At oral argument, questions from several of the justices, including Chief Justice John Roberts, Justice Neil Gorsuch, and Justice Samuel Alito, challenged the FTC’s position, with Justice Alito asking, “What sense does it make for a claim that goes to the very structure of the agency having to go through the administrative process?” Justice Ketanji Brown Jackson, on the other hand, expressed concern that allowing district court jurisdiction would be an end-run around the agency enforcement process when the FTC Act makes it clear that the agency has exclusive jurisdiction.

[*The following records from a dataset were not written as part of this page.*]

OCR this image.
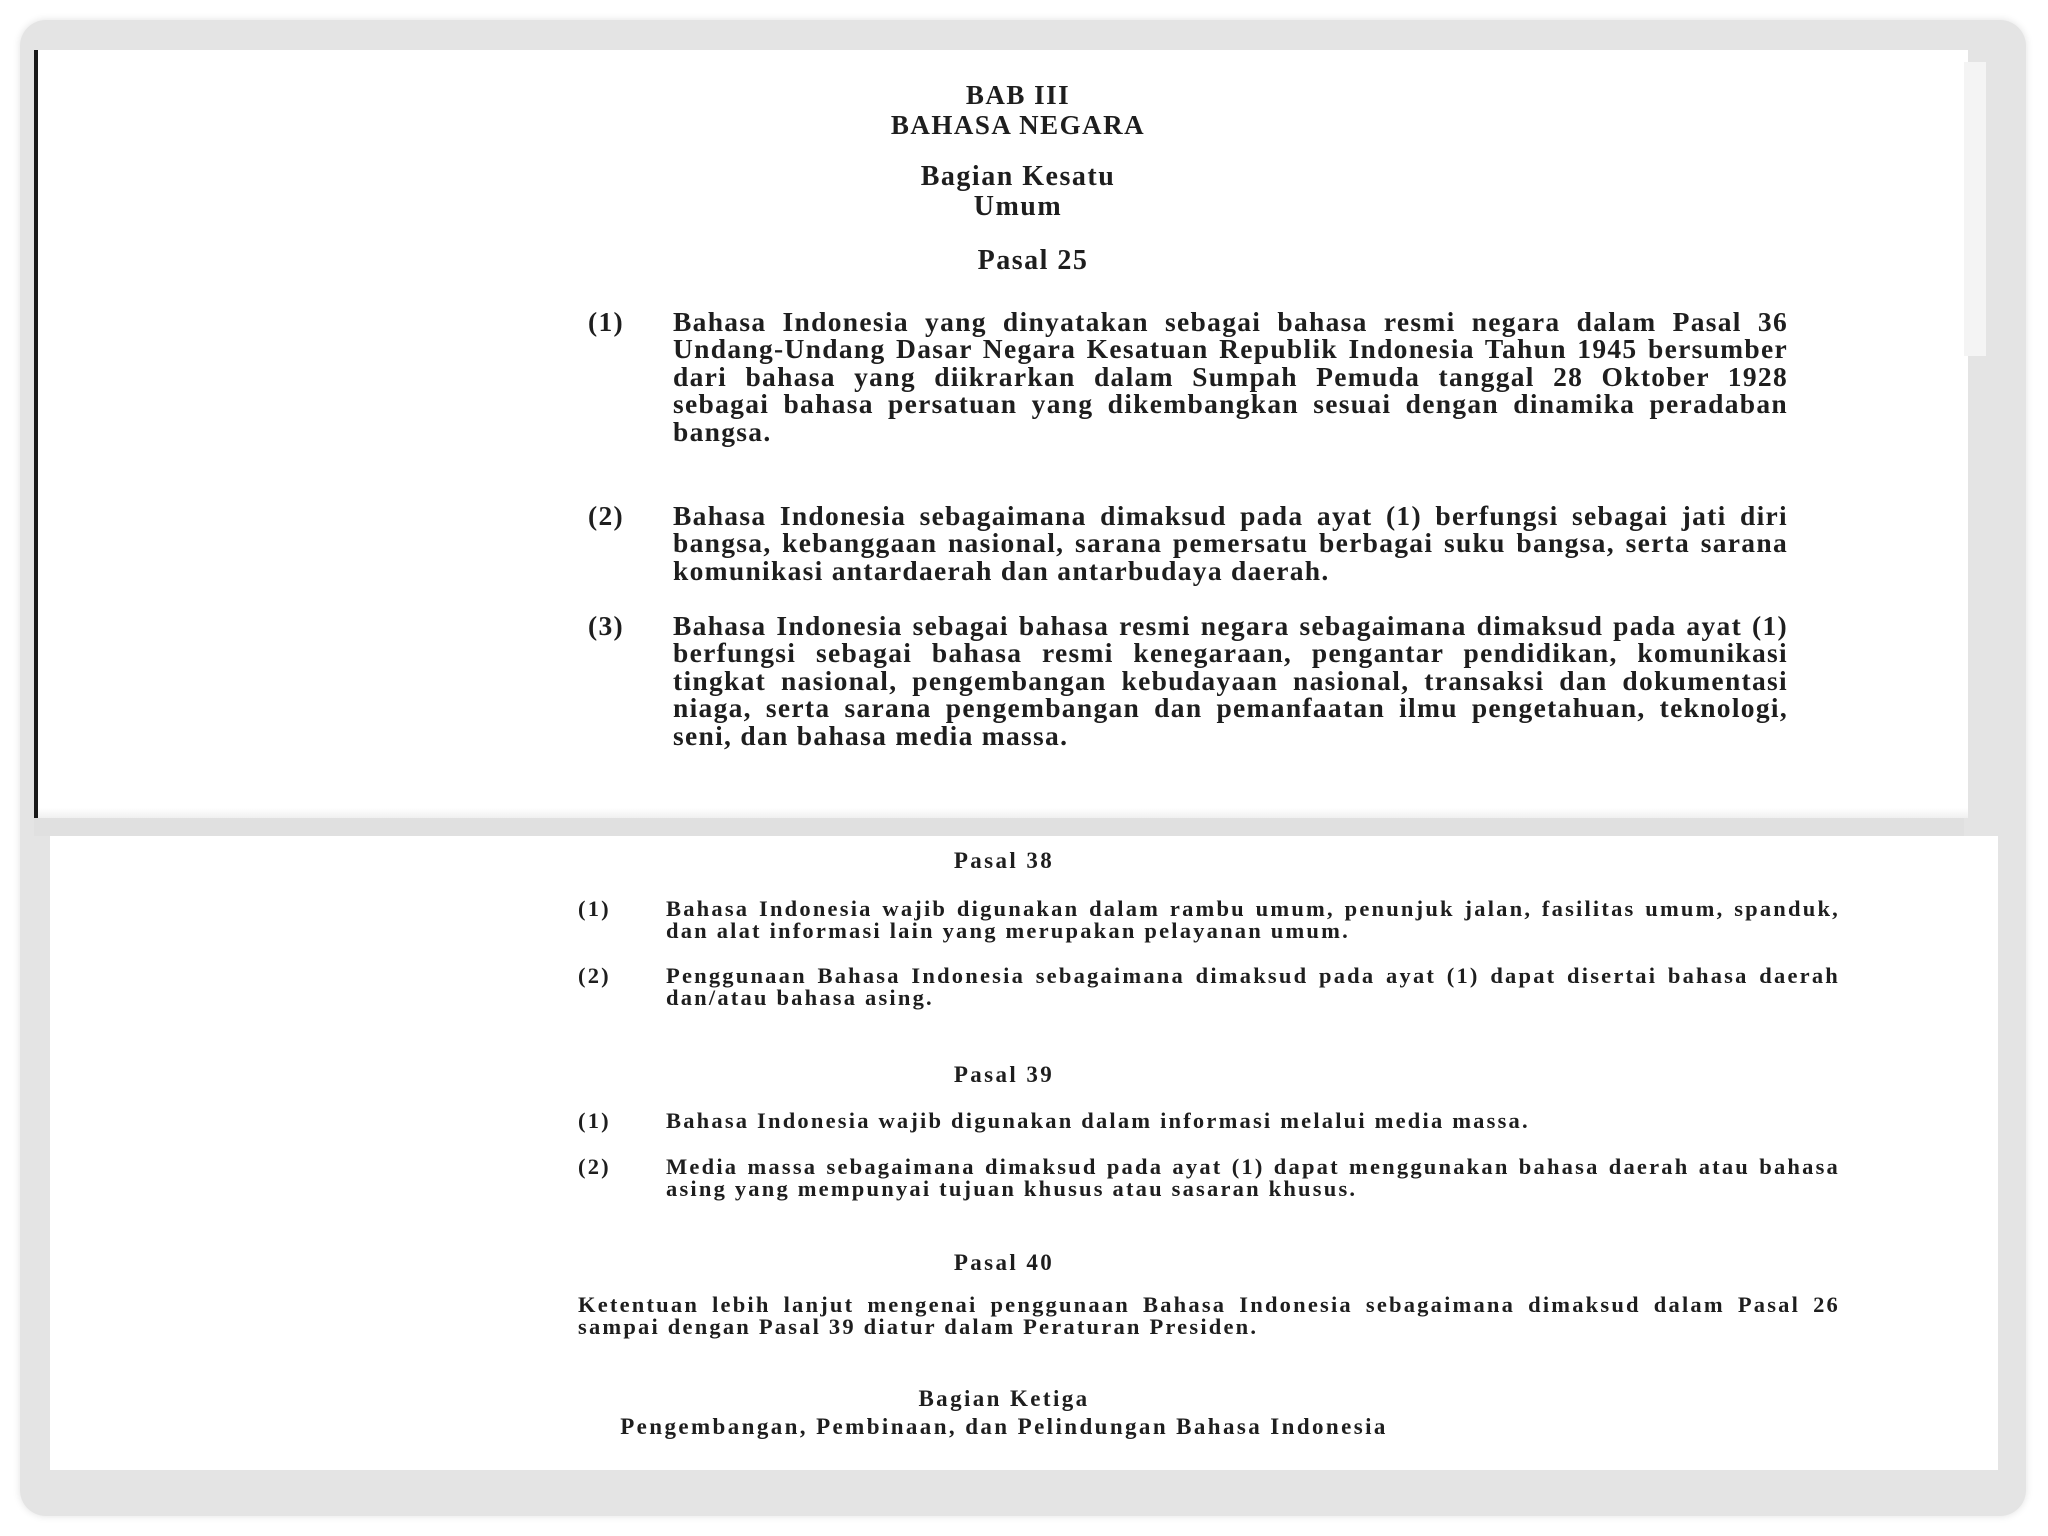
BAB III
BAHASA NEGARA
Bagian Kesatu
Umum
Pasal 25
(1)	Bahasa Indonesia yang dinyatakan sebagai bahasa resmi negara dalam Pasal 36 Undang-Undang Dasar Negara Kesatuan Republik Indonesia Tahun 1945 bersumber dari bahasa yang diikrarkan dalam Sumpah Pemuda tanggal 28 Oktober 1928 sebagai bahasa persatuan yang dikembangkan sesuai dengan dinamika peradaban bangsa.
(2)	Bahasa Indonesia sebagaimana dimaksud pada ayat (1) berfungsi sebagai jati diri bangsa, kebanggaan nasional, sarana pemersatu berbagai suku bangsa, serta sarana komunikasi antardaerah dan antarbudaya daerah.
(3)	Bahasa Indonesia sebagai bahasa resmi negara sebagaimana dimaksud pada ayat (1) berfungsi sebagai bahasa resmi kenegaraan, pengantar pendidikan, komunikasi tingkat nasional, pengembangan kebudayaan nasional, transaksi dan dokumentasi niaga, serta sarana pengembangan dan pemanfaatan ilmu pengetahuan, teknologi, seni, dan bahasa media massa.
Pasal 38
(1)	Bahasa Indonesia wajib digunakan dalam rambu umum, penunjuk jalan, fasilitas umum, spanduk, dan alat informasi lain yang merupakan pelayanan umum.
(2)	Penggunaan Bahasa Indonesia sebagaimana dimaksud pada ayat (1) dapat disertai bahasa daerah dan/atau bahasa asing.
Pasal 39
(1)	Bahasa Indonesia wajib digunakan dalam informasi melalui media massa.
(2)	Media massa sebagaimana dimaksud pada ayat (1) dapat menggunakan bahasa daerah atau bahasa asing yang mempunyai tujuan khusus atau sasaran khusus.
Pasal 40
Ketentuan lebih lanjut mengenai penggunaan Bahasa Indonesia sebagaimana dimaksud dalam Pasal 26 sampai dengan Pasal 39 diatur dalam Peraturan Presiden.
Bagian Ketiga
Pengembangan, Pembinaan, dan Pelindungan Bahasa Indonesia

In an amicus curiae brief, the Chamber of Commerce asked the Court to rule in Axon’s favor, arguing that “[t]he FTC is a poster child for the perils of cutting off pre-enforcement review” and [f]orcing parties to go to the FTC first thus rewards the agency for its prolific constitutional flaws.” Brief for the Chamber of Commerce as Amicus Curiae, p. 13. Amicus curiae briefs have also been filed in support of Axon by the Washington Legal Foundation and Allied Educational Foundation, Atlantic Legal Foundation, Americans for Prosperity Foundation, Pacific Legal Foundation, the National Treasury Employees Union, the Separation of Powers Clinic at Antonin Scalia Law School, American Hospital Association, Committee for Justice, and The Justice Society.
While the actual issue before the Court is a procedural one involving jurisdiction, the challenge to the constitutionality of the FTC structure underlying the dispute is just the latest challenge to agency regulatory authority. On October 21, 2022, the Fifth Circuit denied en banc rehearing in Jarkesy v. SEC, which (like Cochran) challenged the use of the SEC’s ALJs, finding it unconstitutional. On October 19, 2022, the Fifth Circuit held in Community Financial Services Association of America v. Consumer Financial Protection Bureau that the CFPB’s funding mechanism violates the Constitution’s appropriations clause. (An in-depth discussion of the impact of this decision can be heard on the Consumer Finance Monitor Podcast here.) That decision has already resulted in defendants in several CFPB actions seeking dismissal of their cases on constitutional grounds, and it paves the way for potential challenges for other federal agencies that are funded outside of the Congressional appropriations process, including the Federal Reserve, the OCC, FDIC, NCUA, and FHFA. Beyond Jarkesy and Community Financial Services Association, there is another recent challenge to the FTC in FTC v. Walmart, where Walmart argues that the FTC lacks constitutionally valid authority to bring the action against it because the FTC Act’s removal provision (which specifies and limits the President’s ability to remove commissioners) is unconstitutional.
Should the Court rule in favor of Axon and Cochran, it will represent a further erosion in agency enforcement authority, and open the door wider to further challenges.